Lane tried to strike some distance from the debate.
“Let’s be clear that these were two scenarios, but they were explicitly not intended to be tail scenarios,” Lane said of the ECB staff’s adverse and severe scenarios. The severe scenario assumes that the interruption of energy supplies is just temporary, and that Europe will have found alternative source of supply toward year-end.
“If you impose a longer period of interruption of energy supplies, then you would have a more significant drop in GDP,” he said.
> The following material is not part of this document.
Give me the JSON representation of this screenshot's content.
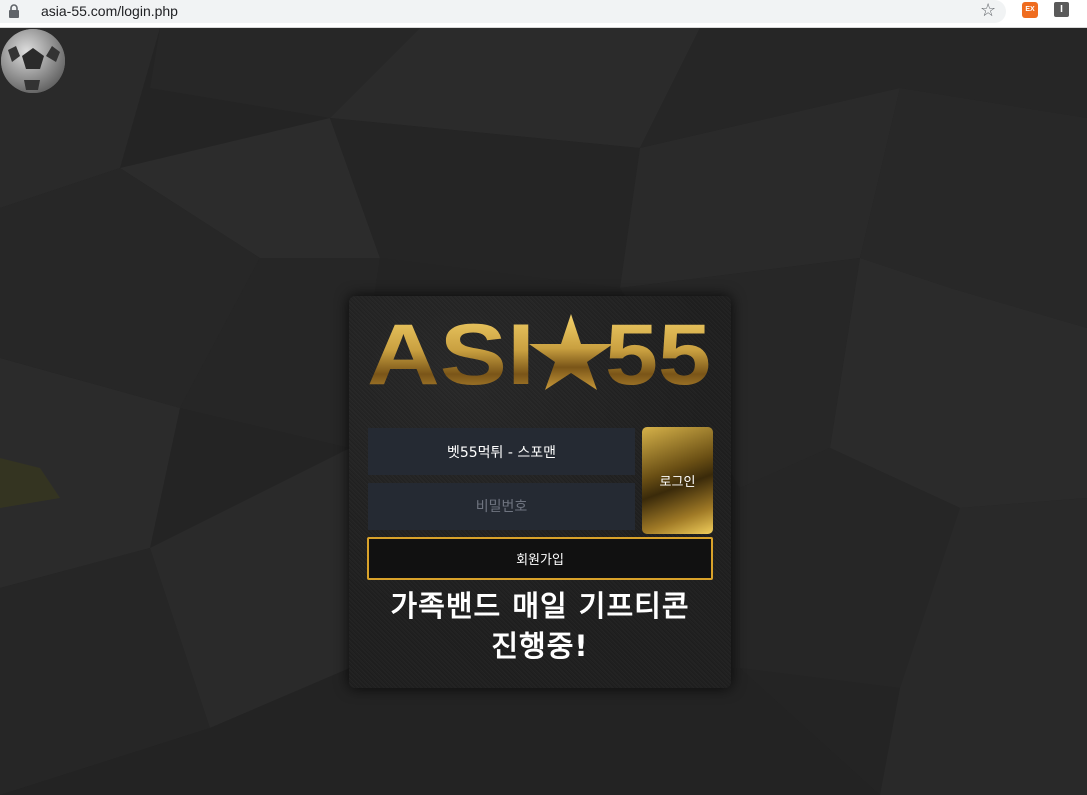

Lane also underscored the eurozone is still emerging from the pandemic-induced recession, so that the war’s “substantial” hit to the economy — which is assumed in all scenarios — is partially offset by a strong recovery from the recent trough as consumers spend on delayed purchases.
“The most important issue … is we’ve laid out a monetary policy framework with flexibility and optionality, which is essentially expressly designed to be capable of responding to whatever unfolds in terms of a medium-term outlook,” Lane said.
Lane also weighed in on the proposed reform of the Stability and Growth Pact, the fiscal architecture that underpins European economic governance that looks to be changed amid calls for more flexibility from countries like France and Italy.
Lane noted the core importance of the expenditure rules calling for budget deficits under 3 percent of GDP. At the same time, “you still need a debt anchor,” he added. “Those countries with high debt do need to see those debt ratios come down.”
While the current rules require countries with high debt levels to reduce their debt incrementally by 5 percent to eventually reach a ratio of 60 percent to GDP, Lane suggests a “milder” reduction of 3 percent coefficient rather than the current rate of 0.5 percent coefficient.
“The pandemic has shown the value of common European funding, whether that’s SURE or Next Generation EU,” he says, referring to the Commission’s landmark recovery programs during the pandemic. “We face very significant carbon challenges. Climate, in particular, but you can also think about other dimensions of that.”
“[Any] response to carbon shocks having carbon forms of finance, either of the SURE dimension or Next Generation EU, should be part of the broader fiscal recipe for Europe,” he added.